/rpu

Unofficial implementation of phase reconstruction method based on recurrent phase unwrapping with DNNs

Primary LanguagePythonMIT LicenseMIT

Unofficial implementation of phase reconstruction method based on recurrent phase unwrapping with DNNs

This repository provides an unofficial implementation of phase reconstruction based on RPU with DNNs [1].

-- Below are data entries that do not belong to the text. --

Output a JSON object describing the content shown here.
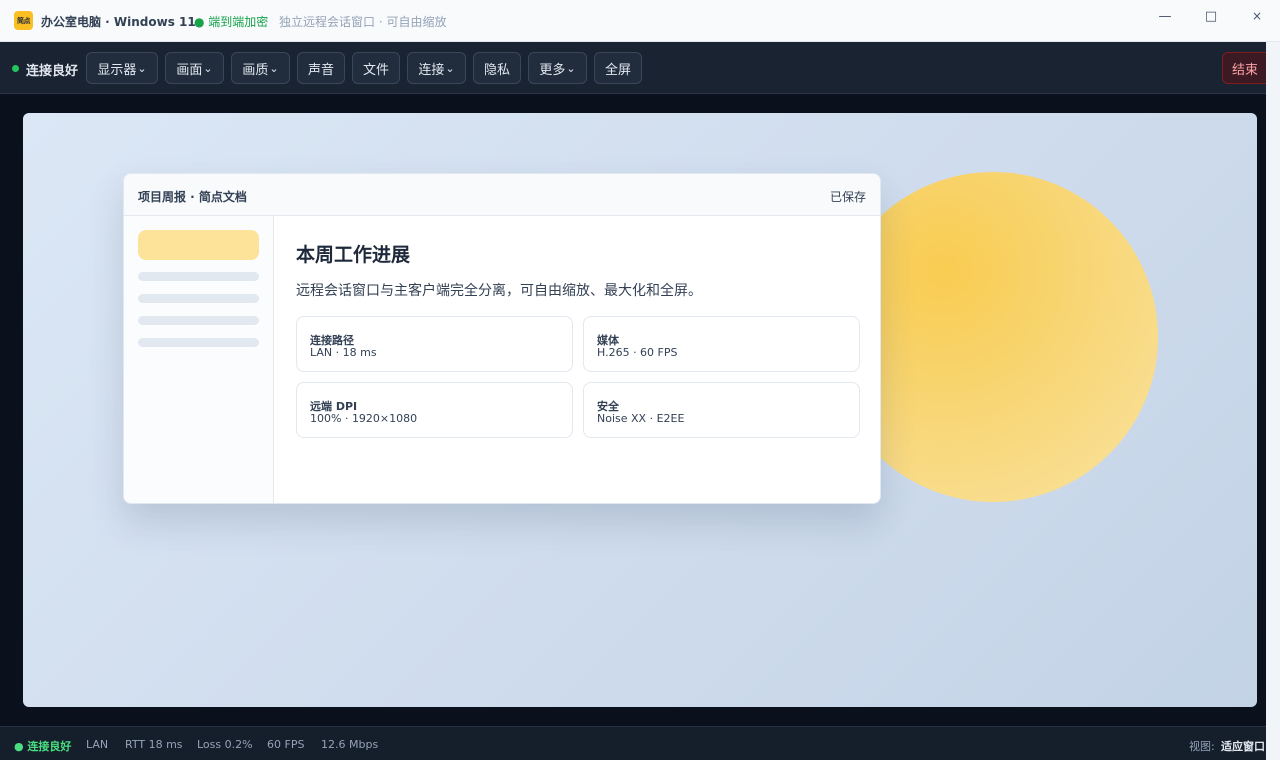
{
  "titlebar": {
    "logo_text": "简点",
    "title": "办公室电脑 · Windows 11",
    "encryption": "● 端到端加密",
    "subtitle": "独立远程会话窗口 · 可自由缩放",
    "minimize": "—",
    "maximize": "□",
    "close": "×"
  },
  "toolbar": {
    "status": "连接良好",
    "buttons": {
      "display": "显示器",
      "screen": "画面",
      "quality": "画质",
      "audio": "声音",
      "files": "文件",
      "connect": "连接",
      "privacy": "隐私",
      "more": "更多",
      "fullscreen": "全屏"
    },
    "dropdown_glyph": "⌄",
    "end": "结束"
  },
  "document": {
    "window_title": "项目周报 · 简点文档",
    "saved_status": "已保存",
    "heading": "本周工作进展",
    "paragraph": "远程会话窗口与主客户端完全分离，可自由缩放、最大化和全屏。",
    "cards": [
      {
        "label": "连接路径",
        "value": "LAN · 18 ms"
      },
      {
        "label": "媒体",
        "value": "H.265 · 60 FPS"
      },
      {
        "label": "远端 DPI",
        "value": "100% · 1920×1080"
      },
      {
        "label": "安全",
        "value": "Noise XX · E2EE"
      }
    ]
  },
  "statusbar": {
    "connection": "● 连接良好",
    "network": "LAN",
    "rtt": "RTT 18 ms",
    "loss": "Loss 0.2%",
    "fps": "60 FPS",
    "bitrate": "12.6 Mbps",
    "view_label": "视图:",
    "view_value": "适应窗口"
  },
  "colors": {
    "accent_yellow": "#fbbf24",
    "status_green": "#22c55e",
    "end_button_red": "#fca5a5",
    "toolbar_bg": "#1a2332"
  }
}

Additionally, a weighted RPU is also implemented [2].

Licence

MIT licence.

Copyright (C) 2024 Akira Tamamori

Dependencies

We tested the implemention on Ubuntu 22.04. The verion of Python was 3.10.12. The following modules are required:

  • hydra-core
  • joblib
  • librosa
  • numpy
  • progressbar2
  • pydub
  • pypesq
  • pyroomacoustics
  • pystoi
  • scikit-learn
  • soundfile
  • torch

Datasets

You need to prepare the following two datasets from JSUT corpus.

  • basic5000: for training

  • onomatopee300: for evaluation

Recipes

  1. Download the two datasets. Put those in /root_dir/trainset_dir and /root_dir/evalset_dir/, respectively.

  2. Modify config.yaml according to your environment. It contains settings for experimental conditions. For immediate use, you can edit mainly the directory paths according to your environment.

  3. Run preprocess.py. It performs preprocessing steps.

  4. Run training.py. It performs model training.

  5. Run evaluate_scores.py. It generates reconstructed audio data and computes objective scores (PESQ, STOI, LSC). In this script, the function compute_rpu implements RPU and weighted RPU.

  6. Run evaluate_scores_zerophase.py. It also generates reconstructed audio data and computes objective scores (PESQ, STOI, LSC), where phase spectrum is assumed to be zero (zero-phase).

  7. Run evaluate_scores_randomphase.py. It also generates reconstructed audio data and computes objective scores (PESQ, STOI, LSC), where phase spectrum is assumed to be sampled uniformly between $-\pi$ and $\pi$.

  8. Run plot_boxplot.py. It plots boxplot of objective scores.

References

[1] Y. Masuyama, K. Yatabe, Y. Koizumi, Y. Oikawa and N. Harada, "Phase reconstruction based on recurrent phase unwrapping with deep neural networks," IEEE Int. Conf. Acoust., Speech Signal Process. (ICASSP), May 2020.

[2] N. B. Thien, Y. Wakabayashi, K. Iwai and T. Nishiura, "Inter-Frequency Phase Difference for Phase Reconstruction Using Deep Neural Networks and Maximum Likelihood," in IEEE/ACM Transactions on Audio, Speech, and Language Processing, vol. 31, pp. 1667-1680, 2023, doi: 10.1109/TASLP.2023.3268577.